Plaintiff's reasoning is convoluted at best. I know of no law that renders defendant's claim for attorney's fees from the long-ago concluded foreclosure proceedings unenforceable. Since the judgment of foreclosure stands unmolested, defendant's claim for attorney's fees is enforceable. What plaintiff really objects to is the judgment of foreclosure itself. Plaintiff's proper and obvious remedy was to raise his objections to the notice at the foreclosure proceeding and to seek to have the complaint in foreclosure dismissed. Unfortunately, plaintiff failed to do so, and I have no authority to mitigate the consequences of his failure by allowing him to recoup defendant's attorney's fees and costs in this proceeding.
C. Conclusion
Defendant's claim will be reduced by a $1,000.00 recoupment claim because defendant *986 violated the Truth in Lending Act in its 1969 mortgage transaction with plaintiff. Defendant's claim will not be reduced by the amount of attorney's fees and costs it claims arose out of its mortgage foreclosure action against plaintiff.
NOTES
[1] 15 U.S.C. § 1640 provides:
(a) Except as otherwise provided in this section, any creditor who fails to comply with any requirement imposed under this part . . . with respect to any person is liable to such person in an amount equal to the sum of
(1) any actual damages sustained by such person as a result of failure;
(2)(A)(i) in the case of an individual action twice the amount of any finance charge in connection with the transaction . . . except that the liability under this subparagraph shall not be less than $100 nor greater than $1,000. . . .

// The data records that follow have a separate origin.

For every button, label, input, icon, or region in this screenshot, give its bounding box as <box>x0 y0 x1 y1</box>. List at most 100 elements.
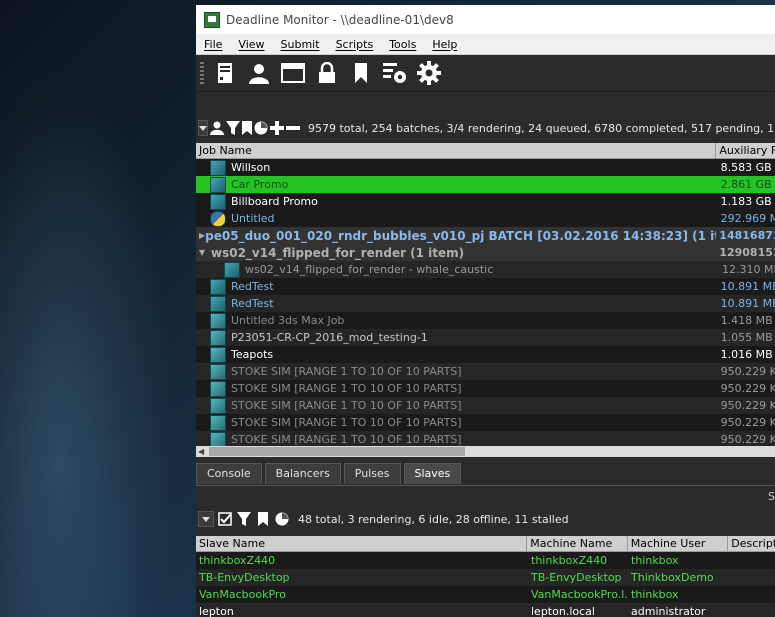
job-row[interactable]: Untitled 3ds Max Job 1.418 MB <box>196 312 775 329</box>
tab-console[interactable]: Console <box>196 463 262 484</box>
checkbox-filter-icon[interactable] <box>216 511 233 528</box>
job-name-text: ws02_v14_flipped_for_render (1 item) <box>211 245 465 260</box>
jobs-summary: 9579 total, 254 batches, 3/4 rendering, … <box>308 121 775 135</box>
filter-funnel-icon[interactable] <box>235 511 252 528</box>
column-job-name[interactable]: Job Name <box>196 143 717 158</box>
user-filter-icon[interactable] <box>210 120 224 137</box>
job-name-text: Untitled <box>231 212 275 225</box>
job-name-text: Billboard Promo <box>231 195 318 208</box>
job-row[interactable]: Untitled 292.969 M <box>196 210 775 227</box>
maya-job-icon <box>210 159 226 176</box>
desktop-background <box>0 0 196 617</box>
menu-scripts[interactable]: Scripts <box>328 38 382 51</box>
max-job-icon <box>210 312 226 329</box>
menu-help[interactable]: Help <box>424 38 465 51</box>
job-name-text: ws02_v14_flipped_for_render - whale_caus… <box>245 263 494 276</box>
expand-all-icon[interactable] <box>270 120 284 137</box>
houdini-job-icon <box>210 295 226 312</box>
job-name-text: P23051-CR-CP_2016_mod_testing-1 <box>231 331 428 344</box>
machine-name-cell: TB-EnvyDesktop <box>531 571 622 584</box>
job-row[interactable]: Car Promo 2.861 GB <box>196 176 775 193</box>
slaves-panel: S 48 total, 3 rendering, 6 idle, 28 offl… <box>196 485 775 617</box>
scrollbar-thumb[interactable] <box>209 447 465 456</box>
job-row[interactable]: Billboard Promo 1.183 GB <box>196 193 775 210</box>
auxiliary-files-size: 10.891 MB <box>720 280 775 293</box>
job-row[interactable]: STOKE SIM [RANGE 1 TO 10 OF 10 PARTS] 950… <box>196 397 775 414</box>
user-icon[interactable] <box>246 60 272 86</box>
horizontal-scrollbar[interactable]: ◀ <box>196 446 775 457</box>
job-row[interactable]: P23051-CR-CP_2016_mod_testing-1 1.055 MB <box>196 329 775 346</box>
deadline-monitor-window: Deadline Monitor - \\deadline-01\dev8 Fi… <box>196 5 775 617</box>
collapse-all-icon[interactable] <box>286 120 300 137</box>
batch-row[interactable]: ▶ pe05_duo_001_020_rndr_bubbles_v010_pj B… <box>196 227 775 244</box>
slave-row[interactable]: VanMacbookPro VanMacbookPro.l... thinkbox <box>196 586 775 603</box>
scroll-left-arrow[interactable]: ◀ <box>198 446 204 457</box>
slave-row[interactable]: TB-EnvyDesktop TB-EnvyDesktop ThinkboxDemo <box>196 569 775 586</box>
job-row[interactable]: RedTest 10.891 MB <box>196 278 775 295</box>
auxiliary-files-size: 950.229 KI <box>720 382 775 395</box>
column-auxiliary-files[interactable]: Auxiliary Fi <box>716 143 775 158</box>
job-row[interactable]: STOKE SIM [RANGE 1 TO 10 OF 10 PARTS] 950… <box>196 414 775 431</box>
slave-row[interactable]: thinkboxZ440 thinkboxZ440 thinkbox <box>196 552 775 569</box>
pie-chart-icon[interactable] <box>273 511 290 528</box>
tab-slaves[interactable]: Slaves <box>403 463 462 484</box>
server-icon[interactable] <box>212 60 238 86</box>
column-machine-user[interactable]: Machine User <box>628 536 729 551</box>
auxiliary-files-size: 8.583 GB <box>720 161 772 174</box>
bookmark-filter-icon[interactable] <box>254 511 271 528</box>
auxiliary-files-size: 950.229 KI <box>720 365 775 378</box>
tab-balancers[interactable]: Balancers <box>264 463 341 484</box>
slave-name-cell: TB-EnvyDesktop <box>199 571 290 584</box>
jobs-dropdown-button[interactable] <box>198 120 208 136</box>
auxiliary-files-size: 14816873 <box>719 229 775 242</box>
job-row[interactable]: Teapots 1.016 MB <box>196 346 775 363</box>
column-description[interactable]: Descriptio <box>728 536 775 551</box>
job-name-text: pe05_duo_001_020_rndr_bubbles_v010_pj BA… <box>205 228 717 243</box>
machine-user-cell: thinkbox <box>631 554 679 567</box>
job-name-text: Teapots <box>231 348 274 361</box>
slaves-dropdown-button[interactable] <box>198 511 214 527</box>
houdini-job-icon <box>210 278 226 295</box>
expand-arrow-icon[interactable]: ▶ <box>196 231 205 240</box>
menu-submit[interactable]: Submit <box>273 38 328 51</box>
slaves-list[interactable]: Slave Name Machine Name Machine User Des… <box>196 536 775 617</box>
menu-file[interactable]: File <box>196 38 230 51</box>
collapse-arrow-icon[interactable]: ▼ <box>196 248 211 257</box>
slaves-filter-bar: 48 total, 3 rendering, 6 idle, 28 offlin… <box>196 507 569 531</box>
settings-list-icon[interactable] <box>382 60 408 86</box>
job-row[interactable]: STOKE SIM [RANGE 1 TO 10 OF 10 PARTS] 950… <box>196 431 775 446</box>
machine-user-cell: thinkbox <box>631 588 679 601</box>
job-name-text: STOKE SIM [RANGE 1 TO 10 OF 10 PARTS] <box>231 399 462 412</box>
job-row[interactable]: STOKE SIM [RANGE 1 TO 10 OF 10 PARTS] 950… <box>196 380 775 397</box>
auxiliary-files-size: 292.969 M <box>720 212 775 225</box>
window-icon[interactable] <box>280 60 306 86</box>
column-machine-name[interactable]: Machine Name <box>527 536 628 551</box>
job-row[interactable]: RedTest 10.891 MB <box>196 295 775 312</box>
lock-icon[interactable] <box>314 60 340 86</box>
tab-pulses[interactable]: Pulses <box>343 463 401 484</box>
deadline-app-icon <box>204 11 220 28</box>
machine-name-cell: thinkboxZ440 <box>531 554 608 567</box>
slave-row[interactable]: lepton lepton.local administrator <box>196 603 775 617</box>
machine-user-cell: ThinkboxDemo <box>631 571 714 584</box>
job-row[interactable]: Willson 8.583 GB <box>196 159 775 176</box>
python-job-icon <box>210 210 226 227</box>
maya-job-icon <box>210 193 226 210</box>
filter-funnel-icon[interactable] <box>226 120 240 137</box>
job-row[interactable]: ws02_v14_flipped_for_render - whale_caus… <box>196 261 775 278</box>
window-title: Deadline Monitor - \\deadline-01\dev8 <box>226 12 454 27</box>
toolbar-grip[interactable] <box>200 62 204 84</box>
pie-chart-icon[interactable] <box>254 120 268 137</box>
menu-view[interactable]: View <box>230 38 272 51</box>
menu-tools[interactable]: Tools <box>381 38 424 51</box>
max-job-icon <box>210 363 226 380</box>
job-row[interactable]: STOKE SIM [RANGE 1 TO 10 OF 10 PARTS] 950… <box>196 363 775 380</box>
job-name-text: STOKE SIM [RANGE 1 TO 10 OF 10 PARTS] <box>231 433 462 446</box>
jobs-list[interactable]: Job Name Auxiliary Fi Willson 8.583 GB Car… <box>196 143 775 446</box>
bookmark-icon[interactable] <box>348 60 374 86</box>
column-slave-name[interactable]: Slave Name <box>196 536 528 551</box>
bookmark-filter-icon[interactable] <box>242 120 252 137</box>
batch-row[interactable]: ▼ ws02_v14_flipped_for_render (1 item) 129… <box>196 244 775 261</box>
maya-job-icon <box>210 176 226 193</box>
gear-icon[interactable] <box>416 60 442 86</box>
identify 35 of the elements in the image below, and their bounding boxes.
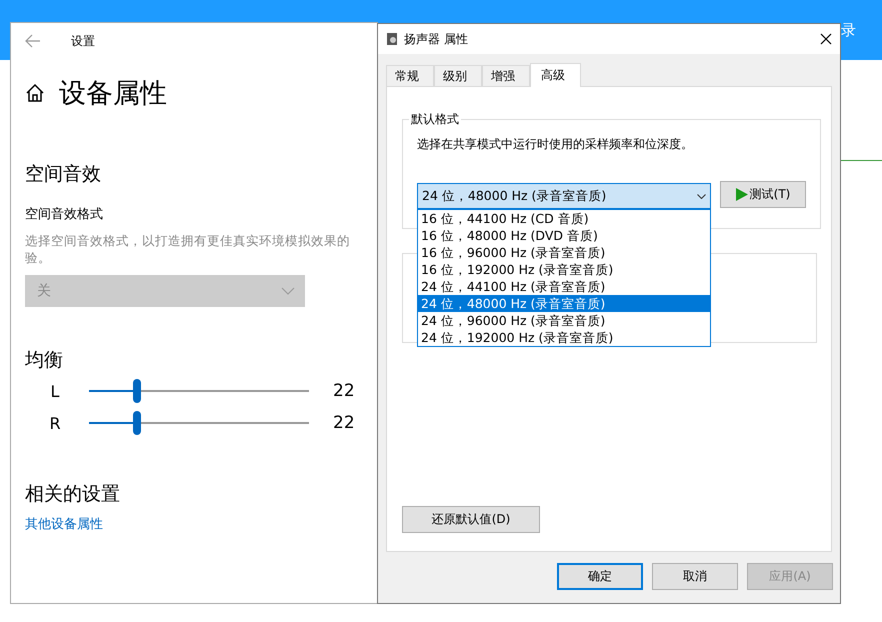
test-button[interactable]: 测试(T): [720, 181, 806, 208]
play-icon: [736, 188, 748, 201]
tab[interactable]: 高级: [530, 63, 581, 87]
back-arrow-icon[interactable]: [25, 34, 41, 48]
restore-defaults-button[interactable]: 还原默认值(D): [402, 506, 540, 533]
chevron-down-icon: [697, 194, 706, 198]
dropdown-option[interactable]: 24 位，48000 Hz (录音室音质): [418, 295, 710, 312]
slider-value: 22: [333, 413, 355, 433]
window-title: 设置: [71, 32, 95, 50]
dialog-button[interactable]: 取消: [652, 563, 738, 590]
tab[interactable]: 增强: [482, 65, 530, 86]
slider-value: 22: [333, 381, 355, 401]
channel-label: L: [50, 382, 60, 400]
device-properties-link[interactable]: 其他设备属性: [25, 515, 377, 533]
dialog-button[interactable]: 确定: [557, 563, 643, 590]
home-icon[interactable]: [25, 83, 45, 103]
slider-thumb[interactable]: [133, 379, 142, 403]
format-dropdown[interactable]: 24 位，48000 Hz (录音室音质): [417, 183, 711, 209]
section-heading: 空间音效: [25, 162, 102, 187]
section-heading: 相关的设置: [25, 482, 121, 507]
field-label: 空间音效格式: [25, 206, 104, 223]
tab[interactable]: 级别: [434, 65, 482, 86]
channel-label: R: [48, 414, 62, 432]
close-icon[interactable]: [820, 33, 832, 45]
description-text: 选择在共享模式中运行时使用的采样频率和位深度。: [417, 136, 694, 153]
chevron-down-icon: [281, 287, 295, 295]
section-heading: 均衡: [25, 348, 64, 373]
tab[interactable]: 常规: [386, 65, 434, 86]
slider-thumb[interactable]: [133, 411, 142, 435]
speaker-icon: [386, 32, 398, 46]
dialog-title: 扬声器 属性: [404, 30, 469, 48]
description-text: 验。: [25, 250, 52, 267]
description-text: 选择空间音效格式，以打造拥有更佳真实环境模拟效果的: [25, 233, 351, 250]
group-title: 默认格式: [410, 111, 460, 128]
page-heading: 设备属性: [59, 77, 167, 111]
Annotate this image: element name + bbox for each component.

Plaintiff does not claim any actual damages pursuant to § 1640(a)(1). Plaintiff's finance charge, as that term is defined in 15 U.S.C. § 1605, exceeds $500.00. Plaintiff is therefore entitled to recoup $1000.00, the maximum amount of damages allowed under § 1640(a)(2)(A).
[2] Plaintiff notes, and I agree, that the inclusion of late fees is in itself a violation of Act 6. Under 41 P.S. § 404(b)(4), late penalties may be included in the amount due to cure only if there is notice of such a penalty in the security document. Plaintiff's mortgage documents do not contain any provision regarding late fees. Thus, the amount due to cure listed on the notice to foreclose is incorrect for the additional reason that it includes unauthorized late fees.